Consider the story of her most famous victory—the “Battle of the Sexes” in 1973, when she faced Bobby Riggs, a former men’s champion who boasted that no woman could beat a man. Before millions of viewers across the world, Billie Jean King triumphed, not merely in sport, but in symbolism. Her victory shattered an illusion older than time—that women were somehow weaker, lesser, destined to follow rather than lead. Yet even after that triumph, she knew the deeper battle was not over. For as long as society continued to glorify men’s achievements while trivializing women’s, the score could never be truly even. Thus, her humor—about women athletes having “their pick of dates”—becomes a weapon of insight, pointing to a world where admiration itself has no gender.
The wisdom of her words lies also in their simplicity. By invoking the image of social parity in the language of everyday life, she reminds us that equality must not only be fought in courts and federations, but in the hearts and minds of people. It is in the way we speak, the way we cheer, the way we value success. For if the male athlete is loved for his excellence, then so too must the female athlete be admired not in comparison, but in her own right. The day that admiration becomes instinct, not effort, is the day true equality is born.
And yet, beneath her jest, King calls us to vigilance. She warns us that progress without perception is hollow. We may change laws, but if we do not change culture, if women must still fight to be taken seriously, to be celebrated without apology, then equality remains unfinished. For her, the battle for parity was not about dominance, but about freedom—the freedom for every woman to define her worth by her own measure, to walk through the world with the same unselfconscious confidence that men have long taken for granted.
So, my listener, take her words as both mirror and mandate.

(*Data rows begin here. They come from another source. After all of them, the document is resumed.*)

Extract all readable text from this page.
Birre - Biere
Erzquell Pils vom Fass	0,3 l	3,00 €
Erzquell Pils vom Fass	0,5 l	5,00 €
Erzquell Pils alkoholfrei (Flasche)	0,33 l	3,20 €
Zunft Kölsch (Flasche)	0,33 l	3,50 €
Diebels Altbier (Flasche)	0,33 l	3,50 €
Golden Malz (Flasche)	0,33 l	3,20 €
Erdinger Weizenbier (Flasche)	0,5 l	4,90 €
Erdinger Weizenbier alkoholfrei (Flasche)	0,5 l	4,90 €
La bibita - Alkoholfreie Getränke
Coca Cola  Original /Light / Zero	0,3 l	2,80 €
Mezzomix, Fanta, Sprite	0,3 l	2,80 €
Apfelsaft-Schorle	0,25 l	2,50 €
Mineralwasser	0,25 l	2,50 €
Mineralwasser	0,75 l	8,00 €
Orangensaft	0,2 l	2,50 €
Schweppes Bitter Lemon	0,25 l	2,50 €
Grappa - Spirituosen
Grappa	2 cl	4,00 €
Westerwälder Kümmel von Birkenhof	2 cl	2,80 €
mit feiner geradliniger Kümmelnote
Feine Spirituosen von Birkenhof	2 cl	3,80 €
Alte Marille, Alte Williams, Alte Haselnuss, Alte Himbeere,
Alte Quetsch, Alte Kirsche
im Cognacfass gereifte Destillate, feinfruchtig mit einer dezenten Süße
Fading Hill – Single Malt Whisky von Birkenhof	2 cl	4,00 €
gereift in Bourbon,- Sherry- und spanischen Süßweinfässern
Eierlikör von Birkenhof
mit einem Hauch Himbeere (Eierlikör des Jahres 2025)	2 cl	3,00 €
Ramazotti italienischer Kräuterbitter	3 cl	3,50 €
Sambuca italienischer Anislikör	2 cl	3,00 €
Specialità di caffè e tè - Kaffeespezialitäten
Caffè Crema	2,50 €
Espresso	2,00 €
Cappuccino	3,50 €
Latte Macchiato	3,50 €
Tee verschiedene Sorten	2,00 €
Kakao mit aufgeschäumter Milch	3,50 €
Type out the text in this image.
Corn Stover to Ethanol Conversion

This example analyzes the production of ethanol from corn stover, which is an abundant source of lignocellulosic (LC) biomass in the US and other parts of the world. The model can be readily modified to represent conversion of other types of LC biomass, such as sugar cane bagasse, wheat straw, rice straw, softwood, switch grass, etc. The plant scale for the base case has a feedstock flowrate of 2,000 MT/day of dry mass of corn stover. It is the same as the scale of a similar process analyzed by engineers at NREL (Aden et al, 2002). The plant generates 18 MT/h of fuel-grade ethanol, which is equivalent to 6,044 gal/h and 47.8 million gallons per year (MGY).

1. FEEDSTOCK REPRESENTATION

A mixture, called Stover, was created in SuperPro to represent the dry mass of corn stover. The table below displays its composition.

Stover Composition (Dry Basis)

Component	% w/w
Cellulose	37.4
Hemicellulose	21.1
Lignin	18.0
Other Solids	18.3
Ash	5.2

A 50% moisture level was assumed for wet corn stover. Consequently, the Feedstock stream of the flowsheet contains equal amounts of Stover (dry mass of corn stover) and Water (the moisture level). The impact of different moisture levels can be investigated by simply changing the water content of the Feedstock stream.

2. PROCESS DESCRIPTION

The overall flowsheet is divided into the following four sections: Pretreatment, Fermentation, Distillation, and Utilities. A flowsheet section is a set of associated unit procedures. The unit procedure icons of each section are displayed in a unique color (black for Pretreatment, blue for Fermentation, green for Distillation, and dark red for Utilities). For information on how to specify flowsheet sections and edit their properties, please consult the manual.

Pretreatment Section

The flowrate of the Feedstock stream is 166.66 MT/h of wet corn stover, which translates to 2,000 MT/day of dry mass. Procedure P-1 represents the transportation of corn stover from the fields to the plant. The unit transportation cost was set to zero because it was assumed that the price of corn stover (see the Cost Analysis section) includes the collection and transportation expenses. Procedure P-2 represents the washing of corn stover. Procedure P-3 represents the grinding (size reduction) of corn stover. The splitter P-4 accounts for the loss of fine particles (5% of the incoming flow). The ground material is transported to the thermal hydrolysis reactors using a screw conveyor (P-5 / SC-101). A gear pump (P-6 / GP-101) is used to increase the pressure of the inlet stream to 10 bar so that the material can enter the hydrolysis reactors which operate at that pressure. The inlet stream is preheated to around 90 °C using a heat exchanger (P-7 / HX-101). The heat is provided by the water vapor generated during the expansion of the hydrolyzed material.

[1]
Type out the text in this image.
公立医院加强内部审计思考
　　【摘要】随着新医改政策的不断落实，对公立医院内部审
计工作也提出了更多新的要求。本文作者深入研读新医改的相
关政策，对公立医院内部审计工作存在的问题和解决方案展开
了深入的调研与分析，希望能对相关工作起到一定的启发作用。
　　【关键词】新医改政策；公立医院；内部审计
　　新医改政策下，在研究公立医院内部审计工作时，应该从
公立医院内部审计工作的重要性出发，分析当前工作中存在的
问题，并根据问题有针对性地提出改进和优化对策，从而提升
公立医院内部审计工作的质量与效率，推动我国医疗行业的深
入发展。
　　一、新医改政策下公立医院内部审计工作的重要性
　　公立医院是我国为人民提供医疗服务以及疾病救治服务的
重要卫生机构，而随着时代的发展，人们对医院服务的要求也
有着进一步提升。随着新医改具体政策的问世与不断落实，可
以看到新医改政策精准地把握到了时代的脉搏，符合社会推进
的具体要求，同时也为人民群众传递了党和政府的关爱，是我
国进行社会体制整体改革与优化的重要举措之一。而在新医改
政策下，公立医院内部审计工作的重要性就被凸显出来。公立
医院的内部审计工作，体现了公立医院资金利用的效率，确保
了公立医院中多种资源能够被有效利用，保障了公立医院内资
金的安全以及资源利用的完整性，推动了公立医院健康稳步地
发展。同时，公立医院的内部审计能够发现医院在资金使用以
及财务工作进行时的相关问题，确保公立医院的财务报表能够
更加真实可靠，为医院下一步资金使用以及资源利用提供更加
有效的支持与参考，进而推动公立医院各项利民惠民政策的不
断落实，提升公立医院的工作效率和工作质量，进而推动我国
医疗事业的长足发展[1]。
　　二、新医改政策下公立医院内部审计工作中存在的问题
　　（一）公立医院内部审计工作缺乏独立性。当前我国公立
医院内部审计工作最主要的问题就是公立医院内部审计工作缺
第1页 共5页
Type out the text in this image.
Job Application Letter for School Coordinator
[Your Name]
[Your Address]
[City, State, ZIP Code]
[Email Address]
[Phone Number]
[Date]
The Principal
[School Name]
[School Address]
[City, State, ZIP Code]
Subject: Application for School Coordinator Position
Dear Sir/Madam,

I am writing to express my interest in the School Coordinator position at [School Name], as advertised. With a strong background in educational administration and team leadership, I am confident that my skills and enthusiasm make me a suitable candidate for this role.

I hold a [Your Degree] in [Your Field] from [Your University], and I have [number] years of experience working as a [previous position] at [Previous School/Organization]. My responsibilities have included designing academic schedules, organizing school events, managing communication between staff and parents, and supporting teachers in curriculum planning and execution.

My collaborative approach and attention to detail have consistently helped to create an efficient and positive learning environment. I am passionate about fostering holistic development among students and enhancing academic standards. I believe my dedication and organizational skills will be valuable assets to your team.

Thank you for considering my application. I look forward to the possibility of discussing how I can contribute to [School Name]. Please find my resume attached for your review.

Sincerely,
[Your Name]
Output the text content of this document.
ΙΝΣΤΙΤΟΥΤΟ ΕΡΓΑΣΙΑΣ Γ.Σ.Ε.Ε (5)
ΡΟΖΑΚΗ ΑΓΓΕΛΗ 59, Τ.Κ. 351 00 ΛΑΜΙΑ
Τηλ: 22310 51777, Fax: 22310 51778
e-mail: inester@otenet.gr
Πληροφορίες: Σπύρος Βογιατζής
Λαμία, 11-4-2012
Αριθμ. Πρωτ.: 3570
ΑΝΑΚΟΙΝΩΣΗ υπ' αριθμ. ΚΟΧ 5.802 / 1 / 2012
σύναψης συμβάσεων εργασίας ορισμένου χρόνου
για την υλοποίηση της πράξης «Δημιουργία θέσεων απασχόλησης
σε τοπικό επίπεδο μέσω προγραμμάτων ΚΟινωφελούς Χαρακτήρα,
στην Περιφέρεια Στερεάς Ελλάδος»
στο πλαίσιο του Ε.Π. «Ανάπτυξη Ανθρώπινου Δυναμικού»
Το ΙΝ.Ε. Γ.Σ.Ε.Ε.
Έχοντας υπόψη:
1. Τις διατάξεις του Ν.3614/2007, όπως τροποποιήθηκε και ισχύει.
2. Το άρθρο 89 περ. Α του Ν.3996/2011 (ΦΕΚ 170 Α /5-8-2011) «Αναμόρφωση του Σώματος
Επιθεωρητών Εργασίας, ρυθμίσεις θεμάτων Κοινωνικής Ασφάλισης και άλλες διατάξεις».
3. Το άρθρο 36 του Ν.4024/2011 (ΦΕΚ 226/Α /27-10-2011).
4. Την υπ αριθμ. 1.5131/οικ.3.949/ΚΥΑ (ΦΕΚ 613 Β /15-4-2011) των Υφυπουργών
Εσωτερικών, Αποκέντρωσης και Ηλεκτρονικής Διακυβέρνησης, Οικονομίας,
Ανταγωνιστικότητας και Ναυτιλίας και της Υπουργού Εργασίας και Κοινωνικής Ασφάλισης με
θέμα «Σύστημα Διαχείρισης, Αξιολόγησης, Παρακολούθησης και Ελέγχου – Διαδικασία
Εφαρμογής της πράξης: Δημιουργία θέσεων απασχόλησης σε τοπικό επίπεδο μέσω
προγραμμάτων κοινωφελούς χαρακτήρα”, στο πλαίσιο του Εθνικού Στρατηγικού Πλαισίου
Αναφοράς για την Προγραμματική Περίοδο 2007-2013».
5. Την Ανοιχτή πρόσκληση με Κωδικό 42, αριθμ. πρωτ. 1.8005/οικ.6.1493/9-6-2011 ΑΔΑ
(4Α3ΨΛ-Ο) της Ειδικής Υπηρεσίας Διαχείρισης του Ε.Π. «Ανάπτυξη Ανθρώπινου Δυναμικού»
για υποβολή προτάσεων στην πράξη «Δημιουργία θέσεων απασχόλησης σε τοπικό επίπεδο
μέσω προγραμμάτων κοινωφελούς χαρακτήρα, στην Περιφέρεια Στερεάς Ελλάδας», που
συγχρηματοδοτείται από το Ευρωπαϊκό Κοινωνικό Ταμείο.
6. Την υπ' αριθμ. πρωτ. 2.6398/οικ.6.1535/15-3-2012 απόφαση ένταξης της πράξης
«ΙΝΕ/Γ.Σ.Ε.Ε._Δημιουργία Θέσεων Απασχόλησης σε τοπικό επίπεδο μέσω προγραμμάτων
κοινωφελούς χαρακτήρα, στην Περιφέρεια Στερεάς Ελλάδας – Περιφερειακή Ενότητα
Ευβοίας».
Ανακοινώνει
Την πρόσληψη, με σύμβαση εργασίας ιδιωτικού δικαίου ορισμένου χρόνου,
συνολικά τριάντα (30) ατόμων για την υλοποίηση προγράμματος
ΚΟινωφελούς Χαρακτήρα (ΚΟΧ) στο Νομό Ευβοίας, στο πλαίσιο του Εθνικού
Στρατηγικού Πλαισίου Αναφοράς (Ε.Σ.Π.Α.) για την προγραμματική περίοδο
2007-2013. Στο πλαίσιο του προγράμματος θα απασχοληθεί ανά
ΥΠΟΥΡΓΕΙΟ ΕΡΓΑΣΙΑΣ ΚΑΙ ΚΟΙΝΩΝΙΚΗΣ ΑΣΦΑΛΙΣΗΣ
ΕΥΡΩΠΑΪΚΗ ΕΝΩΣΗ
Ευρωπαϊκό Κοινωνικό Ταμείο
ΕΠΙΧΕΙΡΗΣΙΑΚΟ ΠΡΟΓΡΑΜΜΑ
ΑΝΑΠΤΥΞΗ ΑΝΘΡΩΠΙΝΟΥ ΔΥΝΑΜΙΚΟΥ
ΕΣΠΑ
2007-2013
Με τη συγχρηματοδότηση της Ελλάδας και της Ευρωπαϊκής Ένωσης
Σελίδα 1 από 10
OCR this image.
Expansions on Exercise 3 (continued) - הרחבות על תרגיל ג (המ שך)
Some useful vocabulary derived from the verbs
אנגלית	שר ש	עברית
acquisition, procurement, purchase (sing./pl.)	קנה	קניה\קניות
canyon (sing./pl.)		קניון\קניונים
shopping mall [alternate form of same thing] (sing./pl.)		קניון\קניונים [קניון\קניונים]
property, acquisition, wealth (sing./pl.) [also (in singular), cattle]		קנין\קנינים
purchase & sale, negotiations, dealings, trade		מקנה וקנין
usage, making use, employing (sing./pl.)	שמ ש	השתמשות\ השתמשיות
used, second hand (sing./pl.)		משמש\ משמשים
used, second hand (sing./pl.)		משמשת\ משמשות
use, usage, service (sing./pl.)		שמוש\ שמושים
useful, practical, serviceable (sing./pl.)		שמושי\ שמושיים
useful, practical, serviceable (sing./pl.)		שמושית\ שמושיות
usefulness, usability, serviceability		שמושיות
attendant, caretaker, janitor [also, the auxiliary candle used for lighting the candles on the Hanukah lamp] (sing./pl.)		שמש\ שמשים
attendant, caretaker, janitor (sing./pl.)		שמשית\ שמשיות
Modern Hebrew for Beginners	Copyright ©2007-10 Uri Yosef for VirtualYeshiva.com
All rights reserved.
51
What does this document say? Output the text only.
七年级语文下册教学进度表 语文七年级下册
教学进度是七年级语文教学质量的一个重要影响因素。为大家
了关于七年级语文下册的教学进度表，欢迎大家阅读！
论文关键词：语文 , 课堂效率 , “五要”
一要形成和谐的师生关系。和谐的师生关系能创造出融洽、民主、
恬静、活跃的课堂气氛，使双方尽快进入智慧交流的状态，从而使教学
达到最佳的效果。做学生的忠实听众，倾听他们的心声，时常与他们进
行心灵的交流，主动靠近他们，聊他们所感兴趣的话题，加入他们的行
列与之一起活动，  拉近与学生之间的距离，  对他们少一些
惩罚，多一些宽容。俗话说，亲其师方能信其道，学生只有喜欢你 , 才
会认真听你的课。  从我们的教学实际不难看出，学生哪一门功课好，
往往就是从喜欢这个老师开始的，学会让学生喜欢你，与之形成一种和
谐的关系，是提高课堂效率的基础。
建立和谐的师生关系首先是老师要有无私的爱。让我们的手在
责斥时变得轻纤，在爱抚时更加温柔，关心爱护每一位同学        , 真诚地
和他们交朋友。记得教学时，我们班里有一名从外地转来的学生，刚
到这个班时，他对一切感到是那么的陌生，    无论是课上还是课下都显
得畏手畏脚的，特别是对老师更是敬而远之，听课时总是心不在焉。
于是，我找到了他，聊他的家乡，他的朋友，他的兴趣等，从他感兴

Look to your world—at the stadiums, the offices, the homes—and ask: do we celebrate women’s victories as naturally as men’s? Do we honor not only their strength, but their joy, their individuality, their power? Equality, as Billie Jean King teaches, is not a dry doctrine; it is a living harmony of respect. To build it, we must change not only systems, but hearts. We must learn to cheer for greatness without prejudice, to see the champion not as male or female, but as human—bold, beautiful, and free.
And so, let her words stand as prophecy and promise: that when women no longer need to fight for admiration, when their excellence stirs awe and not surprise, when the athlete—whether man or woman—is judged by the same light, then at last, we shall stand at the dawn of true parity. Until that day, let her voice, spirited and unyielding, remind us that equality is not a gift to be granted—but a victory still to be won, on and off the field.